3月18日付東京新聞が報じたところによると、厚生労働省の審議会は、かねてより議論されていたバス・タクシー運転手の休憩時間に関して「最低9時間とする」という厚労省の報告案を了承したという。
しかし、この9時間という休憩時間は、当然ながら食事や入浴、通勤といった時間をすべて含めた数字。実質的に睡眠時間が3、4時間程度になってしまう運転手もいると見られており、健康被害や運転中の事故にもつながるのでは、という懸念も強いようだ。
もともと厚労省はEUや国際労働機関(ILO)が業界各社に勧告している内容を参考に、「最低11時間とする」案をまとめていたが、これに運行会社側が「運行計画が立てられない」と反発。結果として今回の「9時間」に着地したのだという。

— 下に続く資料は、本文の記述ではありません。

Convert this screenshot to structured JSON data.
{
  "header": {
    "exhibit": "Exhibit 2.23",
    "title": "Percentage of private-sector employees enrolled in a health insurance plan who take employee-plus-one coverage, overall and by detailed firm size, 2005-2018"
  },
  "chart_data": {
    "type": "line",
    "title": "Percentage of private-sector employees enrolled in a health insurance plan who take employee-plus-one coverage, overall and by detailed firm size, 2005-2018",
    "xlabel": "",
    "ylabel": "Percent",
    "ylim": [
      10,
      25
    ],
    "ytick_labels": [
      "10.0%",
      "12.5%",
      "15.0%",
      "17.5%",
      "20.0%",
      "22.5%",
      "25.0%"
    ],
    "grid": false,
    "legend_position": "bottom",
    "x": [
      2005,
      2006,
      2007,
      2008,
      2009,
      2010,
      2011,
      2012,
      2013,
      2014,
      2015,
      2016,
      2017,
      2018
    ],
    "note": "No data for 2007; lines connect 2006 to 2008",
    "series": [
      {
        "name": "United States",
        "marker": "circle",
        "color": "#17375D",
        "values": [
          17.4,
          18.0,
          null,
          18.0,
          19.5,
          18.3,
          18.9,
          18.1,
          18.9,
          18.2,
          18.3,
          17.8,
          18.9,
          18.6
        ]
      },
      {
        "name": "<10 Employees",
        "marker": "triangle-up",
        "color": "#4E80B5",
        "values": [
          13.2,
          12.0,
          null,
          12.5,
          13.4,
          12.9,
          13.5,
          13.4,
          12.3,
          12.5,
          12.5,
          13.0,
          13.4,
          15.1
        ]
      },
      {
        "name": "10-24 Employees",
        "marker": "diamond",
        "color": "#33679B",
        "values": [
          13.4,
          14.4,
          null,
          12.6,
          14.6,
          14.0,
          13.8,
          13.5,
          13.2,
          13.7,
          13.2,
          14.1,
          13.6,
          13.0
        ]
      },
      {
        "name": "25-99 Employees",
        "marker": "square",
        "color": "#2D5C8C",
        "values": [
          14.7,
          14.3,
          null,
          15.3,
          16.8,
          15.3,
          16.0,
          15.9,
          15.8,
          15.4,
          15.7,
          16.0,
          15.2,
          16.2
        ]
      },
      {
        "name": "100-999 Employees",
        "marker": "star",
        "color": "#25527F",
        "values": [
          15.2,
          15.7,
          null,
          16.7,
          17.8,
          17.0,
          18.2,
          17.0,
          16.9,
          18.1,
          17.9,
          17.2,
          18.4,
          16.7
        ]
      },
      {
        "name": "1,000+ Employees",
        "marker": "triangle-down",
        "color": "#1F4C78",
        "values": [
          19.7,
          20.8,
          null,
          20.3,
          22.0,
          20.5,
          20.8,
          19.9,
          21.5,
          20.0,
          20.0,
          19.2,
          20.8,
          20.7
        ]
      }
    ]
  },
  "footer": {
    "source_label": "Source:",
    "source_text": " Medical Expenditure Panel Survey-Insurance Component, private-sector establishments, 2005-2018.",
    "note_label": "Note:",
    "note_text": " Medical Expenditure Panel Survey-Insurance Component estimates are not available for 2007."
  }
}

そこでバス・タクシー運転手の労働環境の過酷な実態、そして休憩時間が長く取れない状態になぜ陥っているのかを紐解くため、業界事情に詳しい桜美林大学の戸崎肇氏に話を聞いた。
かつての規制緩和で激増した公共交通機関各社の競争
そもそも今回の改定前、バス・タクシー運転手の休憩時間の定めはどのようなものだったのだろうか。

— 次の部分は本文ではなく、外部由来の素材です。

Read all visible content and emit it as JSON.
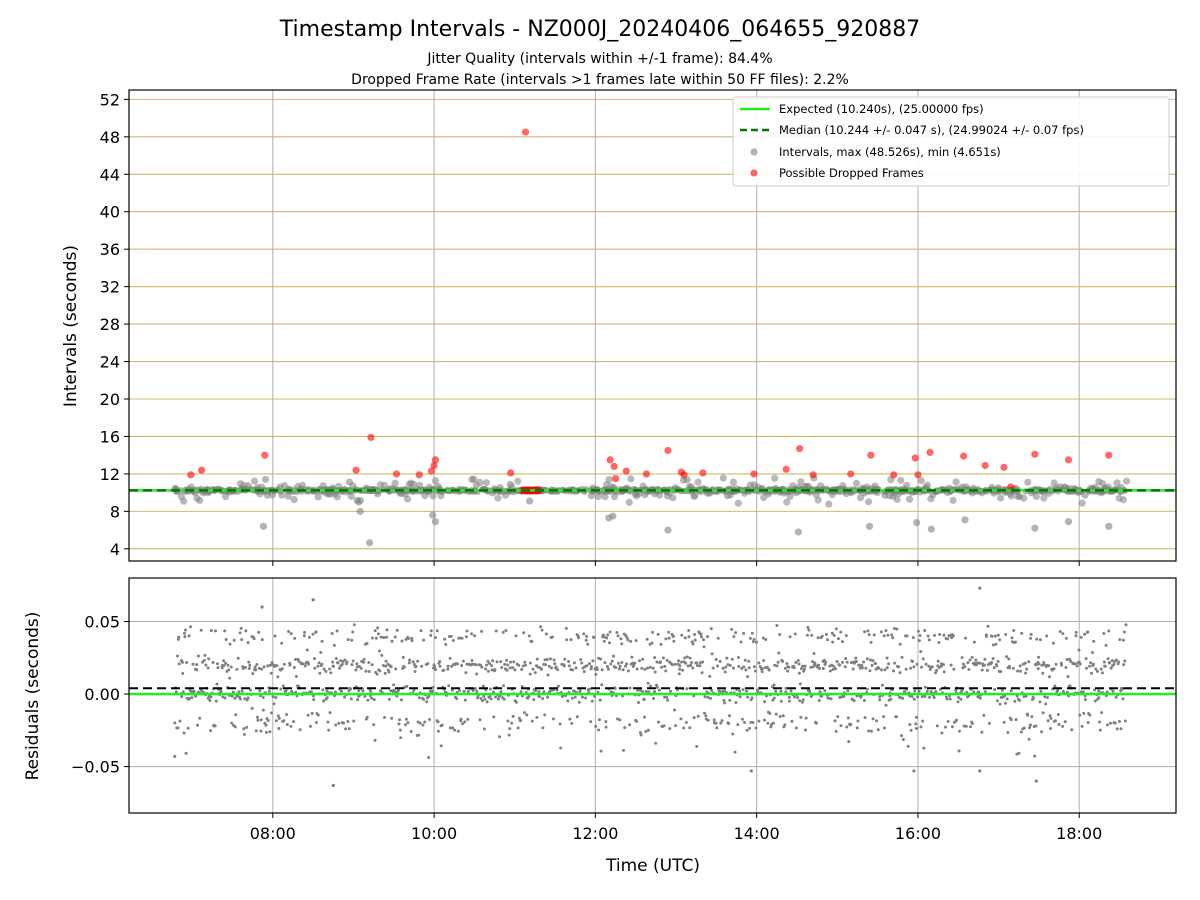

「これまでの休憩時間の定めは『最低8時間とする』というもので、1989年に告示されました。今回の報告案は『最低9時間』なので、1時間増えるならばいいではないかと思うかもしれませんが、問題はそう単純ではないのです。
当時は今ほど運行本数が多くなかったこともあり、比較的この休憩時間でも問題なかったのですが、2002年に改正道路運送法が適用されたことにより状況は変わっていきます。規制緩和により運輸業界各社の競争は激化するようになり、運転手たちの労働時間は増加していきました。こうなってしまうと、これまでの休憩時間の規定では運転手に負担がかかりすぎるわけです」(戸崎氏)
休憩時間の問題はタクシー業務とバス業務で異なってくるという。
「まずタクシーに関してですが、1回の業務の拘束時間だけで見ると非常に長いです。基本的な勤務形態でいえば、朝5時から翌日の朝5時までという24時間労働となっているんです。ただ、24時間ずっと働きっぱなしではなく、その間の休憩はある程度運転手の裁量に委ねられています。また24時間勤務後は24時間の休養が与えられるため、一概に“勤務時間が長いから休めない”というわけでもないかと思います。